A secondary analysis of TPI results consisted of examining the belief, intention, and action changes that occurred in participants. The average change for all three categories was positive and for the majority of participants resulted in a better alignment between all three categories. It can be inferred that the large positive change in beliefs is likely due to the number of participants in their first few years of teaching taking the workshop. This claim is corroborated by significant positive changes in beliefs for participants in their first few years of teaching along with less change for more experienced participants. Perhaps attending the workshop and working with other participants helped affirm their beliefs in relation to any teaching perspective. Changes in intentions and actions cannot be attributed to any subgroup of the participants and seem to be mostly attributed to alignment of beliefs, intentions, and actions as a result of attending the workshop.

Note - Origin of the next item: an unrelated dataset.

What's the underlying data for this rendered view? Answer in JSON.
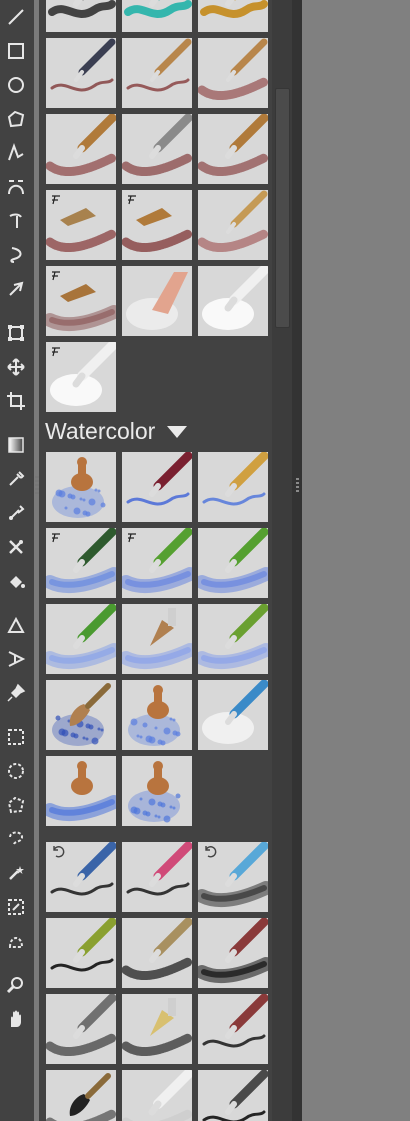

In general, the workshop and subsequent attempts at implementation likely affect participants’ perspectives on teaching. The data seem to support a positive effect in both the developmental and apprenticeship perspectives and a better overall alignment of participants’ teaching perspectives and their beliefs, intentions, and actions in relation to effective teaching practices. A table comparing the average changes in teachers TPI scores for all three workshops is provided (Below or in appendix)TPI Aggregate Comparisons
Average / Average / Average
Change / Change / Change
TPI category / UNI / ISU / U of I
Transmission / 0.86 / 2.10 / 0.00
Apprenticeship / 3.43 / 1.90 / 1.00
Developmental / 2.43 / 2.50 / 1.50
Nurturing / 2.95 / -1.40 / 0.00
Social Reform / 1.57 / 0.60 / 2.80
Belief Total / 4.24 / 3.00 / NA
Intention Total / 3.05 / 4.14 / NA
Action Total / 3.62 / 2.71 / NA
Student FCI Data and VASS Profiling
To be consistent with first year modelers completing a modeling workshop at ASU, a high quality workshop should average a student post-test percentage of 52% or a normalized gain of 0.35. The graphic below is a summary of ASU’s findings for over 7,500 students and serves as the standard for comparing the effectiveness of the Iowa Regents’ Modeling Workshops.
UNI Student FCI Scores:
The UNI participants on average achieved a final post-test average of 50% and an average normalized gain of .32. These results are comparable to results generated by novice modelers attending ASU’s nationally recognized workshops and master’s degree program. However, there were 4 UNI participants producing results that fared worse than traditional instruction with final post-test percentages less than 42% and a normalized gain of less than .21. These participants were from both ends of the participant experience spectrum and were from schools ranging in their diversity and socioeconomic status. Factoring these four individuals out leads to an improvement of the average normalized gain for the remainder of UNI participants to .36 which is slightly greater than what would be expected from published information out of ASU’s Modeling Instruction program. Additionally, 12% of students scored at or above mastery in understanding Newtonian concepts with 32% of students achieving the threshold for having a strong conceptual understanding of Newtonian concepts.